A college student (hi, Meredith!) emailed me a few days ago to ask me about the “effective aspects” of a children’s book. All good, except I had no idea what she was talking about. So, she clarified that she was wanting to know what a good children’s book was. This is from my answer:
What makes a good children’s book depends on the particular book in question.
A story picture book should have all the elements of story, engaging writing, a hero who grows and changes, and the best fit art for the protagonist and tale.
A concept book should convey the concept (be it, say, alphabet, numbers, colors) in a clear and engaging manner, one that will engage young minds.
If rhyme is used, it should be flawless and sophisticated.

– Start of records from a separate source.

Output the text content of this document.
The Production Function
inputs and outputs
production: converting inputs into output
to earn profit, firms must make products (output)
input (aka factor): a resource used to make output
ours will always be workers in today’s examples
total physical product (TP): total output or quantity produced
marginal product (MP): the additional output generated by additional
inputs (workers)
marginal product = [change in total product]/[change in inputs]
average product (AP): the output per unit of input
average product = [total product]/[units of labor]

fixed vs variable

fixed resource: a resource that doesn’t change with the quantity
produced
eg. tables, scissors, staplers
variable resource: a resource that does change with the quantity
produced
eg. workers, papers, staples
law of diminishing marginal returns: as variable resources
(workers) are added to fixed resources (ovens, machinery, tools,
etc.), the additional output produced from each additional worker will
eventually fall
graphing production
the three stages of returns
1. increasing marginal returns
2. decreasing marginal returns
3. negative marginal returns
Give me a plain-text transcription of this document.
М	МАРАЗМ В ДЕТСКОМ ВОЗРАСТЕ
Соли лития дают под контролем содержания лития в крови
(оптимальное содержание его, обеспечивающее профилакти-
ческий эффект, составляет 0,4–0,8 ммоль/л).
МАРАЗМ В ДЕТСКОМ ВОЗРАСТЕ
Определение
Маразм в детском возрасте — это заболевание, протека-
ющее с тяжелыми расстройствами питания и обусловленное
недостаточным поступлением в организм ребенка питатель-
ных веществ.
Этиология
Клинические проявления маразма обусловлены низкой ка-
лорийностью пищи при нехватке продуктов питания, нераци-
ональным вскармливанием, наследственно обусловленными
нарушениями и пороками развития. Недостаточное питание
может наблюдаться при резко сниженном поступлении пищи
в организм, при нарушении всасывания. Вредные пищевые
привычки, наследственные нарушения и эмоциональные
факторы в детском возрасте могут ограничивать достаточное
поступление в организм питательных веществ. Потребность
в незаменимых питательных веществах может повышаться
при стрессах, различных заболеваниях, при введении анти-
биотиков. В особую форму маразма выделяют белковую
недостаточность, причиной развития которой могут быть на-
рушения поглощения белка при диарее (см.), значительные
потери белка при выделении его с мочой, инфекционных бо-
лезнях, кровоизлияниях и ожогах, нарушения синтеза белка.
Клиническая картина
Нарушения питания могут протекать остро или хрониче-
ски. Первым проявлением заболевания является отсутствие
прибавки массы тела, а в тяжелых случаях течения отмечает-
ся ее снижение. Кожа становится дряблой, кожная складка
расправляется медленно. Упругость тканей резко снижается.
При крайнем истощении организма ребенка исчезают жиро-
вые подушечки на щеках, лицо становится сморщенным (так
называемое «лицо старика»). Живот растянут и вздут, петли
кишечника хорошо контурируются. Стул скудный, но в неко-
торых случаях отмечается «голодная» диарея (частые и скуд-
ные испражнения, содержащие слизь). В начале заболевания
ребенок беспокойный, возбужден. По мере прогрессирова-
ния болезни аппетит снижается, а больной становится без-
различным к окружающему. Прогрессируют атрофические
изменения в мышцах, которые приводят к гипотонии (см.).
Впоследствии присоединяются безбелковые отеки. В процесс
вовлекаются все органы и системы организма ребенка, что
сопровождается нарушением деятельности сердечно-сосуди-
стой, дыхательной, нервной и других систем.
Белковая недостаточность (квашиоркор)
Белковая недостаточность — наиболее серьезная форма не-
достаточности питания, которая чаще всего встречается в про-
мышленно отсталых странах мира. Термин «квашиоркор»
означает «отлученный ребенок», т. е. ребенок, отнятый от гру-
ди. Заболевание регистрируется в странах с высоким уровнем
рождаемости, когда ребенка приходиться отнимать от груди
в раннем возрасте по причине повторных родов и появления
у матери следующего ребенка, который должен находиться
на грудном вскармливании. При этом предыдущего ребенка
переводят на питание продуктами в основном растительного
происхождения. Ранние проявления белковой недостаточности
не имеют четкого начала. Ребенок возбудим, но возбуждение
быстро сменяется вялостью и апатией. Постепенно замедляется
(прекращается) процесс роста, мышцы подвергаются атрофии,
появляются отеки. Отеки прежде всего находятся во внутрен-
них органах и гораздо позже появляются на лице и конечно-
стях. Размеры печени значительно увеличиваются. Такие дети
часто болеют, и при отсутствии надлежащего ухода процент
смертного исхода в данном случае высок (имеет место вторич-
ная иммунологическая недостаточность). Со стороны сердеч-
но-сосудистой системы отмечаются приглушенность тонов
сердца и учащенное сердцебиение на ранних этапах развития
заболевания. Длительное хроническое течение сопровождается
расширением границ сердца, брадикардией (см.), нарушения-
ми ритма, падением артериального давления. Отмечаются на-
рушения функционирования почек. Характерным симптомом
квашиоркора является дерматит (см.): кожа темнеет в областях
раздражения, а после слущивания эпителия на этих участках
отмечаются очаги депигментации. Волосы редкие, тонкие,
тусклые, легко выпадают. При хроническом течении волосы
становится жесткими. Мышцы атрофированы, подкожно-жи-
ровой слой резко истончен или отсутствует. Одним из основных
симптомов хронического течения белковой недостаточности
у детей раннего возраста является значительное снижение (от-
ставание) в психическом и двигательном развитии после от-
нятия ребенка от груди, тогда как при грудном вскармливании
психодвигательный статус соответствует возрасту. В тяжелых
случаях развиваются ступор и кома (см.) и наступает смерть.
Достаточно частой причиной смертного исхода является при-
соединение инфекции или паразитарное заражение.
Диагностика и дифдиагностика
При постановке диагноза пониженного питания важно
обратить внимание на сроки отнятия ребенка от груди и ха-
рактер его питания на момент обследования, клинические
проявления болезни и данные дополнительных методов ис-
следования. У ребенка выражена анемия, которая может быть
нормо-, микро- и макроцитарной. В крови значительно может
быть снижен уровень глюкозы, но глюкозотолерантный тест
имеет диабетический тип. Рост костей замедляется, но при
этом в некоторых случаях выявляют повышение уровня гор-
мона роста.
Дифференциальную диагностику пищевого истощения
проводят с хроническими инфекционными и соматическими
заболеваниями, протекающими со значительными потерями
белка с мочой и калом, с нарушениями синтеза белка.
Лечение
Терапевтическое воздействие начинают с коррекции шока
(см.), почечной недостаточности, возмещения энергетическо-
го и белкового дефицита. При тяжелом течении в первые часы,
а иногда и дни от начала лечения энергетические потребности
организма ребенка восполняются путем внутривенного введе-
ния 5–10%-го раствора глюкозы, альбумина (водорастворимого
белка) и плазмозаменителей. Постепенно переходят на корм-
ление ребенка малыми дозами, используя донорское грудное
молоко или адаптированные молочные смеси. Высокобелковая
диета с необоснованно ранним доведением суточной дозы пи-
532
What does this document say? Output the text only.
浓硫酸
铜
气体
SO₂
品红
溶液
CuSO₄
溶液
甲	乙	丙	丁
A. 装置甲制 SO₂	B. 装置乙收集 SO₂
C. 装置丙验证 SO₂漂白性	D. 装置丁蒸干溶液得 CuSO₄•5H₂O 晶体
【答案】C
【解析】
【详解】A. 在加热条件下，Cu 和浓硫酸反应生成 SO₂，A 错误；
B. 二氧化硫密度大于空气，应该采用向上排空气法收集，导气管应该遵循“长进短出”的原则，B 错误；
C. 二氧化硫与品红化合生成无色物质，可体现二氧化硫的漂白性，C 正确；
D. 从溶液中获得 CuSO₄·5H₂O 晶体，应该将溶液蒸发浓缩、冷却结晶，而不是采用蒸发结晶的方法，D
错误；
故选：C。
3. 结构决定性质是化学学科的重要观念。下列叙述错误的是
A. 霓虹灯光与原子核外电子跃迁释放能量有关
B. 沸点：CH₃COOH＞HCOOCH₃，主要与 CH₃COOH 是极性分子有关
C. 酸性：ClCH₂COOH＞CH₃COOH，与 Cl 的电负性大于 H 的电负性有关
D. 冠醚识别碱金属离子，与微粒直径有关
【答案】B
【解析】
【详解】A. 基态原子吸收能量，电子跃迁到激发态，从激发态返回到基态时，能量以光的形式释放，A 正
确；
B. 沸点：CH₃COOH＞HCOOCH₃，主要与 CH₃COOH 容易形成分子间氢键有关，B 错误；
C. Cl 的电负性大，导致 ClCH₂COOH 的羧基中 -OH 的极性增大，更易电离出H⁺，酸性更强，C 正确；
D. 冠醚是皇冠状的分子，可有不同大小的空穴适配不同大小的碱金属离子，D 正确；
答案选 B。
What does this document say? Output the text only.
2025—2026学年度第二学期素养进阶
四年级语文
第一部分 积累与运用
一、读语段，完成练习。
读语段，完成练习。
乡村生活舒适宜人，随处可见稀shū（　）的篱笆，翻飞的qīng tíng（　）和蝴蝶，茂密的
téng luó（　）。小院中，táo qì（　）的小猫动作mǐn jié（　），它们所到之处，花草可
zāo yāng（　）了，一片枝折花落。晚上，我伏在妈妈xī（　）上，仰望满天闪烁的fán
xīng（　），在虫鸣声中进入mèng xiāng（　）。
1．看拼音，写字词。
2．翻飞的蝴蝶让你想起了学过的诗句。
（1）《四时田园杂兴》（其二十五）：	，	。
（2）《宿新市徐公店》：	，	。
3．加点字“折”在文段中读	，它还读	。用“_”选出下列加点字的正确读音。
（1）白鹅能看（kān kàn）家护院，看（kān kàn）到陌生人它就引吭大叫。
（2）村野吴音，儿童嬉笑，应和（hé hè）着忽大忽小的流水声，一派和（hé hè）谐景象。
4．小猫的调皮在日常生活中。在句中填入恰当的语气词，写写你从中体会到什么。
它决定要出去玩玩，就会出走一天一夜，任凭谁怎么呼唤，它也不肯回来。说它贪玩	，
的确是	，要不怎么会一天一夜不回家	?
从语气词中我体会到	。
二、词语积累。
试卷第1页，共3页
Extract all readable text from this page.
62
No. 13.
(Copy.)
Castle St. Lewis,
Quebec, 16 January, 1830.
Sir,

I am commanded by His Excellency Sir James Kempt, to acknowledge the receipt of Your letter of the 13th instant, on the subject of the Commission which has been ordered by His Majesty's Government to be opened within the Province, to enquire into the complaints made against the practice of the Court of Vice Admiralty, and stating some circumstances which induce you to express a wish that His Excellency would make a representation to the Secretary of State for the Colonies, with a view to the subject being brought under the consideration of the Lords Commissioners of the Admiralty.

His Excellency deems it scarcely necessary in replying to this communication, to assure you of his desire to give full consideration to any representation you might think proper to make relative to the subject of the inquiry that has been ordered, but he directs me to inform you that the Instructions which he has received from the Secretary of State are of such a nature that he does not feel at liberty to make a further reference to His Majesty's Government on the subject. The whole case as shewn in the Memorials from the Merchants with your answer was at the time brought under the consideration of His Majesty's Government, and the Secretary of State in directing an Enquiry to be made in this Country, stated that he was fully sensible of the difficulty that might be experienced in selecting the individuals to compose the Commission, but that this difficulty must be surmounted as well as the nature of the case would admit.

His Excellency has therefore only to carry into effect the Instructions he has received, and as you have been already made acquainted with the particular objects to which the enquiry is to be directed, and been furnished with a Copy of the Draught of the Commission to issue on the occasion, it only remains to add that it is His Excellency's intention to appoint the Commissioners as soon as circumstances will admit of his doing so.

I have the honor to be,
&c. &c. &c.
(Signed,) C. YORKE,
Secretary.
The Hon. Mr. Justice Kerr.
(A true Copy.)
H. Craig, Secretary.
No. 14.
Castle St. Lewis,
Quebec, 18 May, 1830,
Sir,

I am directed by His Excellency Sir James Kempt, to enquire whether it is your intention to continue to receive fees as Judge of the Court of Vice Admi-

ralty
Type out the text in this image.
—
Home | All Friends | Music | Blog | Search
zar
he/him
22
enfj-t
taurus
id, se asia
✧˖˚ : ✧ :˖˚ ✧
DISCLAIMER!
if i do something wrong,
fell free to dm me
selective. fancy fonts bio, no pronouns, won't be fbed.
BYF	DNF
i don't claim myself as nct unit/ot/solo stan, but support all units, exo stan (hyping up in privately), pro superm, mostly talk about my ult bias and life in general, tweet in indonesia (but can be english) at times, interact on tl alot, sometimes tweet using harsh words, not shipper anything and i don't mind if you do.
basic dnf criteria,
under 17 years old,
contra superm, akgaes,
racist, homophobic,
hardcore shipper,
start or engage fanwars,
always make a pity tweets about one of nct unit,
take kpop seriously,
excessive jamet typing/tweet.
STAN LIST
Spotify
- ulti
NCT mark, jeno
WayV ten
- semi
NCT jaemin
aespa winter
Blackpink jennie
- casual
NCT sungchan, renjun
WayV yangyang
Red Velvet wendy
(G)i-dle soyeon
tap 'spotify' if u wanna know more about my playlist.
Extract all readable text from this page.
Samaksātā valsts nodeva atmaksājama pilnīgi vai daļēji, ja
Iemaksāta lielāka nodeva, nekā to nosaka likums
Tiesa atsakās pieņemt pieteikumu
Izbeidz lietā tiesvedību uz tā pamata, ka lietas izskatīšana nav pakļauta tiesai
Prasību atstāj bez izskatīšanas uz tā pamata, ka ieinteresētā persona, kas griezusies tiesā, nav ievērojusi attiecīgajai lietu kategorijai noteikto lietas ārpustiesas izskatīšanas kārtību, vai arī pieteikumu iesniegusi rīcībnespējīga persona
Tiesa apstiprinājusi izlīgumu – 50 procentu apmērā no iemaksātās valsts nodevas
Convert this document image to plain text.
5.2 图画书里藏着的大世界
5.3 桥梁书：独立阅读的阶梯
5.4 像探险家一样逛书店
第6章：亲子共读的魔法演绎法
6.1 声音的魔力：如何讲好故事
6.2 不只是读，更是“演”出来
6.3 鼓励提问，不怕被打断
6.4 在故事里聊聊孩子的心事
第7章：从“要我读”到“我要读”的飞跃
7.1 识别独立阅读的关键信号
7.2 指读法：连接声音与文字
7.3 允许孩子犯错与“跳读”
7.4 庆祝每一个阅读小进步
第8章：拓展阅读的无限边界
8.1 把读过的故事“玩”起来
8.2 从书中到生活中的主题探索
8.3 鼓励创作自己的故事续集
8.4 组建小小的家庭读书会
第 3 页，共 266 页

Humorous books should be funny. Adventure books suspenseful and exciting. Mysteries intriguing. Fantasies imaginative. Gothics scary.
A children’s novel must do all that an adult novel does, but the hero and sensibility is that of a younger person. They are generally a bit leaner, though, less self-indulgent on the part of the author. The audience tends to have a shorter attention span.
No kid reads a book because of what the New York Times has to say. To them, it must sing.
Basically, a good book should be the best book it can be, in whatever manifestation fits best for its unique nature. The same could be said of what makes a good person–one that lives up to its fullest potential and exceeds expectations.
As an aside, for the most part, literary children’s books are written with a higher vocabulary than adult books, and for the most part, this is appropriate. What matters is the best word for the purpose, not its reader level.
But if the book is designed specifically for emerging or reluctant readers, the author will take that into account. Likewise, if the book is part of an easy reader line, the author’s challenges include crafting a story that is so engaging we fail to notice the limits placed on the prose. It must transcend its form while staying within it.